ECLI:NL:RBDHA:2022:10978

Rechtbank Den Haag

Datum uitspraak
21 februari 2022
Publicatiedatum
24 oktober 2022
Zaaknummer
NL22.919
Instantie
Rechtbank Den Haag
Type
Uitspraak
Rechtsgebied
Bestuursrecht; Vreemdelingenrecht
Procedures
  • Voorlopige voorziening
Rechters
Vindplaatsen
  • Rechtspraak.nl
AI samenvatting door LexboostAutomatisch gegenereerd

Afwijzing verzoek voorlopige voorziening asielaanvraag

In deze zaak heeft de voorzieningenrechter van de Rechtbank Den Haag op 21 februari 2022 uitspraak gedaan in een verzoek om een voorlopige voorziening in het kader van een asielaanvraag. Verzoeker had een aanvraag ingediend voor een verblijfsvergunning asiel voor bepaalde tijd, maar deze was door de Staatssecretaris van Justitie en Veiligheid bij besluit van 12 januari 2022 afgewezen als kennelijk ongegrond. Verzoeker heeft hiertegen beroep ingesteld en verzocht om een voorlopige voorziening. Tijdens de zitting op 21 februari 2022, waar verzoeker niet aanwezig was, heeft de voorzieningenrechter het verzoek behandeld. De gemachtigde van de verweerder was wel aanwezig.

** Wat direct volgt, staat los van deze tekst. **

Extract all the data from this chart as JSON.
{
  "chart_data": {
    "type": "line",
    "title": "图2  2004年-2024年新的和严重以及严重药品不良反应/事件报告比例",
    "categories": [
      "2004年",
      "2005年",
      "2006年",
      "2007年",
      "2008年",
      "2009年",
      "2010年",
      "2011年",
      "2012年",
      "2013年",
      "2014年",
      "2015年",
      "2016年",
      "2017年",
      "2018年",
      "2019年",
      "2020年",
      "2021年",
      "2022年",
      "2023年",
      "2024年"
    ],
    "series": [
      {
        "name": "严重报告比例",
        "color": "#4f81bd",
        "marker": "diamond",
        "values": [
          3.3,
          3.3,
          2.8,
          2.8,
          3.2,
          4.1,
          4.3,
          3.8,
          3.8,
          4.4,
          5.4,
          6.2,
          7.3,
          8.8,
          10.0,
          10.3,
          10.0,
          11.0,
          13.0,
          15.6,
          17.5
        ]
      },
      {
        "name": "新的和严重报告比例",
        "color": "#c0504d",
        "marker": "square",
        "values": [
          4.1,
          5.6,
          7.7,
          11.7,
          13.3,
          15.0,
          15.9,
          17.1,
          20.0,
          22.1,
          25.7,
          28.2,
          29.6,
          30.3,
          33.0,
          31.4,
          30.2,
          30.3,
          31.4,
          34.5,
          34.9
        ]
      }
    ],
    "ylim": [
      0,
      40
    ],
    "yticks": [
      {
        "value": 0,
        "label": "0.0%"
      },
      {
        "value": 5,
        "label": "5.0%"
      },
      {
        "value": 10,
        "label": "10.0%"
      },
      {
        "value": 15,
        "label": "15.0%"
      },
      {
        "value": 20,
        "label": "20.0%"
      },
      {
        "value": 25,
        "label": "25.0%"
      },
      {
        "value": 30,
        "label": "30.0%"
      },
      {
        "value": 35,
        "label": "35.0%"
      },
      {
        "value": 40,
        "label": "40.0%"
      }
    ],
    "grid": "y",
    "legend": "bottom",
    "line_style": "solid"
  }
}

Na de behandeling heeft de voorzieningenrechter onmiddellijk uitspraak gedaan en het verzoek tot het treffen van een voorlopige voorziening niet-ontvankelijk verklaard. De voorzieningenrechter heeft gemotiveerd dat verzoeker geen rechtens te beschermen belang meer heeft bij een beoordeling van de rechtmatigheid van het bestreden besluit, aangezien er op dezelfde dag ook uitspraak is gedaan in een andere zaak (NL22.918) die verband houdt met het beroep van verzoeker. De voorzieningenrechter concludeert dat het verzoek om een voorlopige voorziening niet-ontvankelijk is en dat er geen aanleiding is voor een proceskostenveroordeling. Deze uitspraak is openbaar uitgesproken door mr. J.H. Lange, in aanwezigheid van griffier mr. A.M. Zwijnenberg, en is bekendgemaakt op 3 maart 2022.

Uitspraak

RECHTBANK DEN HAAG

Zittingsplaats Utrecht Bestuursrecht zaaknummer: NL22.919
proces-verbaal van de mondelinge uitspraak van de voorzieningenrechter in de zaak tussen

[verzoeker], verzoeker V-nummer: [V-nummer],

en
de Staatssecretaris van Justitie en Veiligheid, verweerder (gemachtigde: mr. T. Pourjalili).

Procesverloop

Bij besluit van 12 januari 2022 (het bestreden besluit) heeft verweerder de aanvraag van verzoeker tot het verlenen van een verblijfsvergunning asiel voor bepaalde tijd in de algemene procedure afgewezen als kennelijk ongegrond.
Verzoeker heeft tegen het bestreden besluit beroep ingesteld. Hij heeft verder de voorzieningenrechter verzocht om een voorlopige voorziening te treffen.
De voorzieningenrechter heeft het verzoek, tezamen met de zaak NL22.918, op 21 februari 2022 op zitting behandeld. Verzoeker is niet verschenen. Verweerder heeft zich laten vertegenwoordigen door zijn gemachtigde.
Na afloop van de behandeling van de zaak ter zitting heeft de voorzieningenrechter onmiddellijk ter zitting uitspraak gedaan.

Beslissing

De voorzieningenrechter verklaart het verzoek tot het treffen van een voorlopige voorziening niet-ontvankelijk.

Overwegingen

1. De voorzieningenrechter geeft hiervoor de volgende motivering.
2. De rechtbank heeft bij uitspraak van vandaag, zaaknummer NL22.918, uitspraak gedaan op het beroep en geoordeeld dat verzoeker geen rechtens te beschermen belang meer heeft bij een beoordeling van de rechtmatigheid van het bestreden besluit. De
voorzieningenrechter is van oordeel dat dit eveneens geldt voor de beoordeling van het verzoek om een voorlopige voorziening.
4. Gelet op het voorgaande is het verzoek om een voorlopig voorziening niet- ontvankelijk.
5. Voor een proceskostenveroordeling bestaat geen aanleiding.
Deze uitspraak is uitgesproken in het openbaar op 21 februari 2022 door mr. J.H. Lange, voorzieningenrechter, in aanwezigheid van mr. A.M. Zwijnenberg, griffier.
Dit proces-verbaal is bekendgemaakt op:
03 maart 2022

Documentcode: [Documentcode]

Tegen deze uitspraak staat geen hoger beroep of verzet open.